Paul Peden pleases diners with different tastes.

Sharyn Lonsdale

Paul Peden, CEO of the Rib City Group, isn’t scared about the downturn in the local economy. After all, everybody has to eat somewhere. So, instead of expanding his chain of family-friendly Rib City Grill restaurants in Lee and Collier counties, he and his son Craig, the company president, are expanding the chain outside of Florida.

Original restaurant owner Gerry Pastore brought Paul and Craig on as partners in 1990, and they opened a third Rib City Grill, all three in Fort Myers. When Pastore retired in 1992, the Pedens took over. The restaurant now has 24 corporate-owned and franchise locations in six states, including Utah, Colorado, Washingron, Ohio and Michigan.

"If you find a concept that really makes money easier than [a new] idea, that’s what you want to develop," Paul says.

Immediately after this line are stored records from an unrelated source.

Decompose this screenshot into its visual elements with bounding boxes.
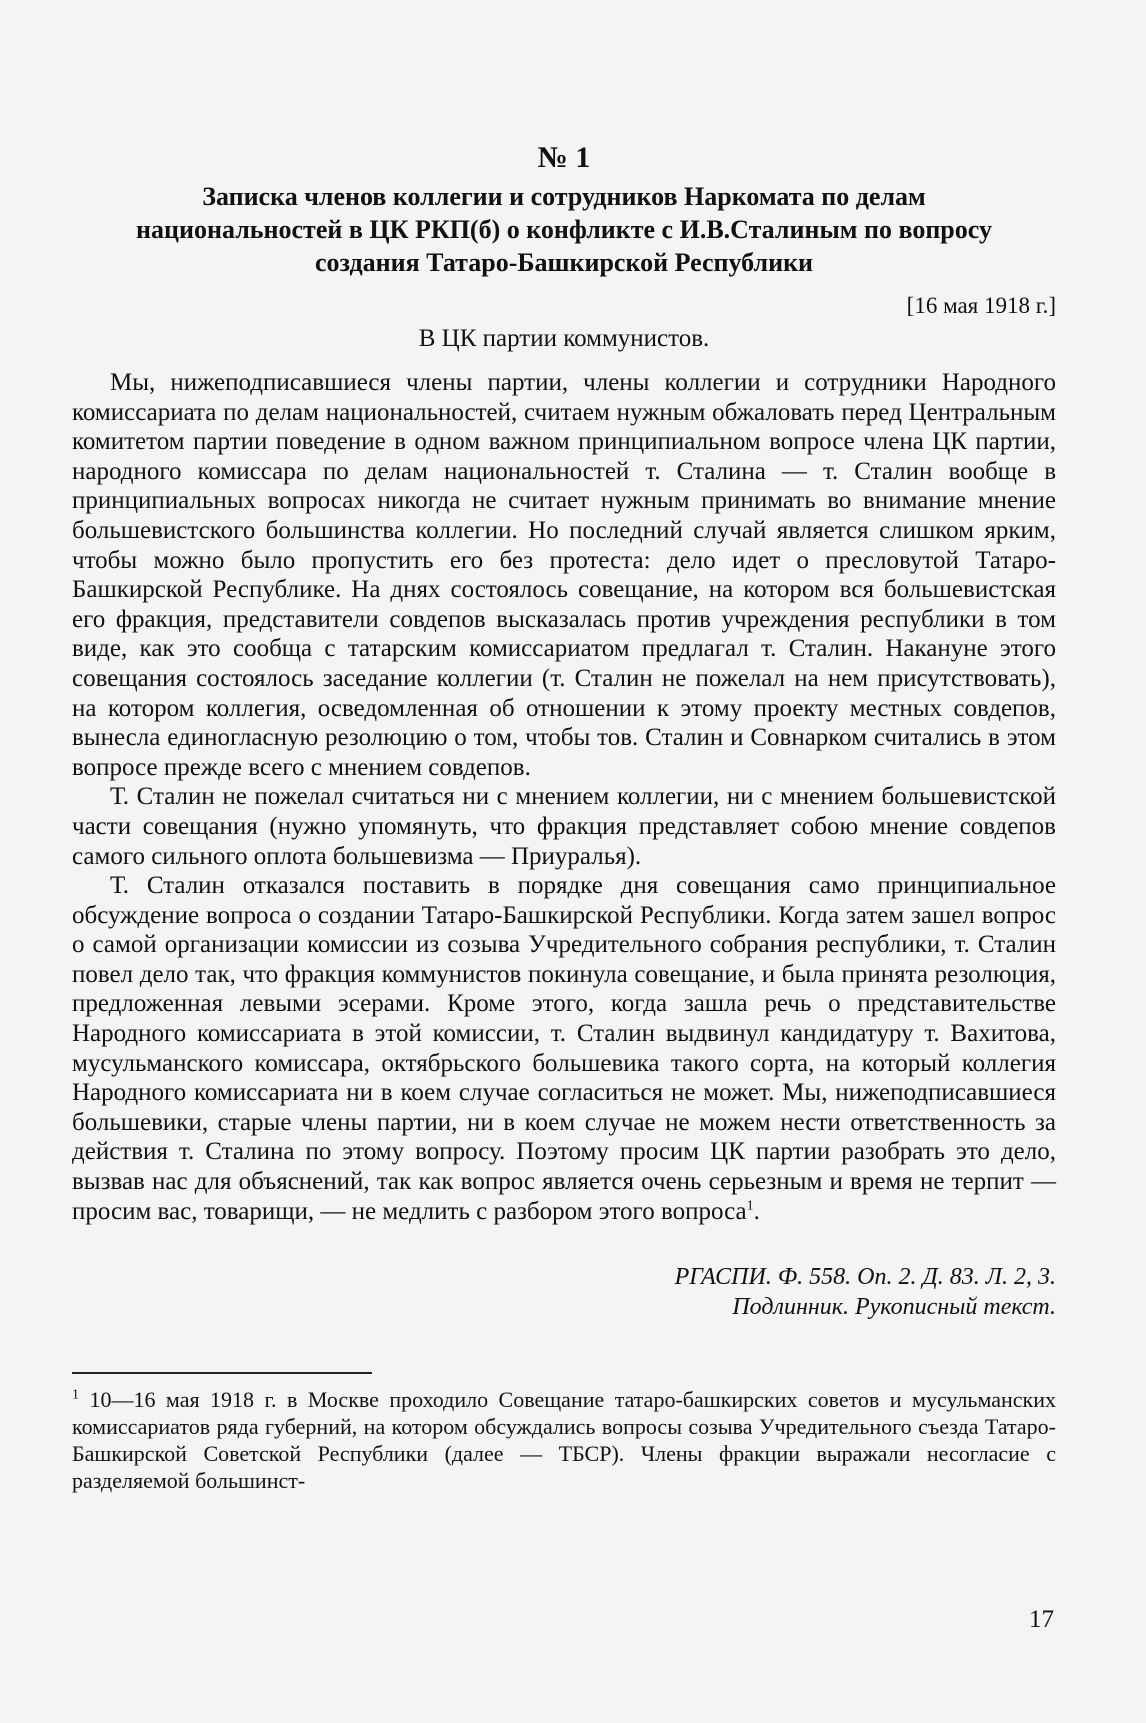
archive-reference-block: [72, 1262, 1056, 1322]
document-number: № 1: [537, 141, 591, 174]
body-paragraph-2: Т. Сталин не пожелал считаться ни с мнением коллегии, ни с мнением большевистской части совещания (нужно упомянуть, что фракция представляет собою мнение совдепов самого сильного оплота большевизма — Приуралья).: [72, 783, 1056, 870]
body-paragraph-1: Мы, нижеподписавшиеся члены партии, члены коллегии и сотрудники Народного комиссариата по делам национальностей, считаем нужным обжаловать перед Центральным комитетом партии поведение в одном важном принципиальном вопросе члена ЦК партии, народного комиссара по делам национальностей т. Сталина — т. Сталин вообще в принципиальных вопросах никогда не считает нужным принимать во внимание мнение большевистского большинства коллегии. Но последний случай является слишком ярким, чтобы можно было пропустить его без протеста: дело идет о пресловутой Татаро-Башкирской Республике. На днях состоялось совещание, на котором вся большевистская его фракция, представители совдепов высказалась против учреждения республики в том виде, как это сообща с татарским комиссариатом предлагал т. Сталин. Накануне этого совещания состоялось заседание коллегии (т. Сталин не пожелал на нем присутствовать), на котором коллегия, осведомленная об отношении к этому проекту местных совдепов, вынесла единогласную резолюцию о том, чтобы тов. Сталин и Совнарком считались в этом вопросе прежде всего с мнением совдепов.: [72, 369, 1056, 781]
footnote-marker: 1: [72, 1387, 79, 1403]
document-body: [72, 368, 1056, 1226]
page-number: 17: [1029, 1606, 1054, 1633]
footnote-text: 10—16 мая 1918 г. в Москве проходило Совещание татаро-башкирских советов и мусульманских комиссариатов ряда губерний, на котором обсуждались вопросы созыва Учредительного съезда Татаро-Башкирской Советской Республики (далее — ТБСР). Члены фракции выражали несогласие с разделяемой большинст-: [72, 1387, 1056, 1494]
document-date: [16 мая 1918 г.]: [906, 293, 1056, 318]
footnote: [72, 1386, 1056, 1494]
addressee: В ЦК партии коммунистов.: [418, 325, 710, 352]
footnote-divider: [72, 1372, 372, 1374]
body-paragraph-3: Т. Сталин отказался поставить в порядке дня совещания само принципиальное обсуждение вопроса о создании Татаро-Башкирской Республики. Когда затем зашел вопрос о самой организации комиссии из созыва Учредительного собрания республики, т. Сталин повел дело так, что фракция коммунистов покинула совещание, и была принята резолюция, предложенная левыми эсерами. Кроме этого, когда зашла речь о представительстве Народного комиссариата в этой комиссии, т. Сталин выдвинул кандидатуру т. Вахитова, мусульманского комиссара, октябрьского большевика такого сорта, на который коллегия Народного комиссариата ни в коем случае согласиться не может. Мы, нижеподписавшиеся большевики, старые члены партии, ни в коем случае не можем нести ответственность за действия т. Сталина по этому вопросу. Поэтому просим ЦК партии разобрать это дело, вызвав нас для объяснений, так как вопрос является очень серьезным и время не терпит — просим вас, товарищи, — не медлить с разбором этого вопроса$^1$.: [72, 872, 1056, 1225]
body-paragraph-3-text: Т. Сталин отказался поставить в порядке дня совещания само принципиальное обсуждение вопроса о создании Татаро-Башкирской Республики. Когда затем зашел вопрос о самой организации комиссии из созыва Учредительного собрания республики, т. Сталин повел дело так, что фракция коммунистов покинула совещание, и была принята резолюция, предложенная левыми эсерами. Кроме этого, когда зашла речь о представительстве Народного комиссариата в этой комиссии, т. Сталин выдвинул кандидатуру т. Вахитова, мусульманского комиссара, октябрьского большевика такого сорта, на который коллегия Народного комиссариата ни в коем случае согласиться не может. Мы, нижеподписавшиеся большевики, старые члены партии, ни в коем случае не можем нести ответственность за действия т. Сталина по этому вопросу. Поэтому просим ЦК партии разобрать это дело, вызвав нас для объяснений, так как вопрос является очень серьезным и время не терпит — просим вас, товарищи, — не медлить с разбором этого вопроса: [72, 872, 1056, 1225]
archive-note: Подлинник. Рукописный текст.: [732, 1294, 1056, 1321]
document-title: Записка членов коллегии и сотрудников Наркомата по делам национальностей в ЦК РКП(б) о конфликте с И.В.Сталиным по вопросу создания Татаро-Башкирской Республики: [136, 182, 992, 277]
footnote-reference: 1: [746, 1198, 754, 1214]
archive-reference: РГАСПИ. Ф. 558. Оп. 2. Д. 83. Л. 2, 3.: [674, 1264, 1056, 1291]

After nearly 40 years in the restaurant business, Paul Peden, 59, has learned what works and what doesn’t. Barbecue does, and so does the higher-end, Old Florida style of The Veranda restaurant in downtown Fort Myers, which is celebrating its 30th anniversary this year.

Other ventures have been less successful; he chalks up "$5 million worth of failures" as a worthwhile, although costly part of learning and ultimately winning in the restaurant business.

"I’ve had a lot of ideas that just died on the vine," he says. They include Fantails, which he describes as "a takeoff on a Hooters concept," steakhouses, and an Italian restaurant. When his Mexican place, Three Amigos, didn’t catch on, it was out with the enchiladas and in with the fried okra as it became another Rib City Grill location.

"You fail four or five times, it gives you perspective," he says.

He also learned that even Rib City couldn’t save a couple of locations in Lee County that seemed to be cursed, consuming restaurant after restaurant. "We’ve gotten smarter about what we’re doing," says Paul.